I guess I am destined for advanced prostate cancer. My PSA ar 38 was 2.4. It wasn’t until I was 42 that a girl in my office said she thought it was high when I showed her the results of a physical I had. She worked at Labcorp on the weekends. My PSA was 2.7 by then. None of the three primary care physicians I had seen in the last 4 years thought there was anything wrong with it. Since there is absolutley no evidence that screening reduces mortality, being 45 now, even with my prostate out, in 20 years I am sure I will have advanced stage prostate cancer.
Chris: I don’t think that’s a justifiable mindset at all.
If you have received successful first-line treatment, and your PSA has subsequently been stable, there is every good reason to think it will remain so. Most of the patients in the Lilja studies were not receiving early first-line treatment.
Mike, I was diagnosed and treated at 42 years old. I truly believe that prostate cancer is a “long term” cancer. Gleason 6 cancer today with the lead time basis that PSA testing gives us is probably a 20- to 30-year cancer. Since most men are diagnosed at age 70, prostate cancer does not kill them in the next 20 to 30 years because they die of something else before that. I think the jury is still way out on the younger men who are diagnosed.

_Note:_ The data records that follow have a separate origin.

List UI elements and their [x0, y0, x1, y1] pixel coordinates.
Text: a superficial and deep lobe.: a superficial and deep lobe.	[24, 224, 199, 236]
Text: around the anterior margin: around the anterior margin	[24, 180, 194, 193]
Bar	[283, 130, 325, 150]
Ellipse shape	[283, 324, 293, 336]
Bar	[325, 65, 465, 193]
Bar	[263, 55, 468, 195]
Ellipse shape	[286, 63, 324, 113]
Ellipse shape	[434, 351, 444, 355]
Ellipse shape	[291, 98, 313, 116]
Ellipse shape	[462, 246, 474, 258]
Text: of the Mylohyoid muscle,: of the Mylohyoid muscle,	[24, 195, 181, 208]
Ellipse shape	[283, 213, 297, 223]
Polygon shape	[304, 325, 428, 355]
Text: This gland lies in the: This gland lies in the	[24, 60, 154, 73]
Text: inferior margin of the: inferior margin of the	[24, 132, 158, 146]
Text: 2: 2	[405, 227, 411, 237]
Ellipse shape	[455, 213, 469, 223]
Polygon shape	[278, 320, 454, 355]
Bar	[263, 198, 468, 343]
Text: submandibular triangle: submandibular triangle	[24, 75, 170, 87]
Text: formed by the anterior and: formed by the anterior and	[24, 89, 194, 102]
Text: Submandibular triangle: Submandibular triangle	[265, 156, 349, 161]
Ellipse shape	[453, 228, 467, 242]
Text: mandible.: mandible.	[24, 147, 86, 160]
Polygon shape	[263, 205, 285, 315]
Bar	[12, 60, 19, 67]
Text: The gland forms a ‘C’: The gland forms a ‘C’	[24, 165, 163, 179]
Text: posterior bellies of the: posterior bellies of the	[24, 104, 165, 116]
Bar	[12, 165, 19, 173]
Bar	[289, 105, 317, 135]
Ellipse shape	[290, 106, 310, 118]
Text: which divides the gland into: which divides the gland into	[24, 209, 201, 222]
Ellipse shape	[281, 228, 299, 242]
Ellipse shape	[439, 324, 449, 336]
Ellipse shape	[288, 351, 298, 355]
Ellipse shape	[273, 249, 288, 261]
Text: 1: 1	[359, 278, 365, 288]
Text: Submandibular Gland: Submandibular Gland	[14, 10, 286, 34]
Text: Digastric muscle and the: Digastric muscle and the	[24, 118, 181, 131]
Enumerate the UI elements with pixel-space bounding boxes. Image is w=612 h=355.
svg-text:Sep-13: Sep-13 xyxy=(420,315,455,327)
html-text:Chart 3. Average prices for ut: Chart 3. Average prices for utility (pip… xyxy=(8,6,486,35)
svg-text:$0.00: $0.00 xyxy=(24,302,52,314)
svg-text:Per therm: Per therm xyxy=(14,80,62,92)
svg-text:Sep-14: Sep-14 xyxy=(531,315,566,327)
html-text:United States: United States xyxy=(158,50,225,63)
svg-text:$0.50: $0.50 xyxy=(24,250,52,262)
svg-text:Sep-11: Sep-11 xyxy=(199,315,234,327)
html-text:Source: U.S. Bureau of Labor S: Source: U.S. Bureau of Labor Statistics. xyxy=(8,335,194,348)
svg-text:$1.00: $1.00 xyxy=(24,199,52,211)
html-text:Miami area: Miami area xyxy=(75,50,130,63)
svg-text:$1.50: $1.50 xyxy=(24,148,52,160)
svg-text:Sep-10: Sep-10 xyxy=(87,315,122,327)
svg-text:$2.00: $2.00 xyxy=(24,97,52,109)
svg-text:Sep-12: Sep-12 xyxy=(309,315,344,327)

I hear too many doctors quote survival statistics, and when you look at the studies they are full of old men. Nobody knows how this cancer will “typically” behave in the long run. I read the article you had on here about patients who were tested for circulating tumor cells. Each patient had a tumor volume of less than 0.5 cc; 40% tested positive for CTCs. These patients were all found to have localized prostate cancer as well. Unfortunately, that is the “nail in the coffin” to me. With a life expectancy of 40 more years and an extremely high chance of CTCs, as far as I am concerned, I have little hope of my treatment being successful. By the way, I had 100% organ-confined disease and a radical prostatectomy done by Alan Partin at Johns Hopkins.
Chris:
Did you see my commentary on the 30+ year data from the Virginia Mason Clinic that was reported at the Genitourinary Cancers Symposium earlier this year?
Are you aware that Pat Walsh’s very first nerve-sparing patient (treated back in 1982) is still happily alive and thoroughly well?
If you had organ-confined disease that was 100% removed, you can agonize all you like, but I believe you have an excellent chance of never progressing. Late disease progression at 20+ years does happen, but it is very rare. And the longer patients go without a rising PSA after first-line therapy, the lower the probability that they will ever have a biochemical recurrence, which is in complete contrast to your concerns about CTCs.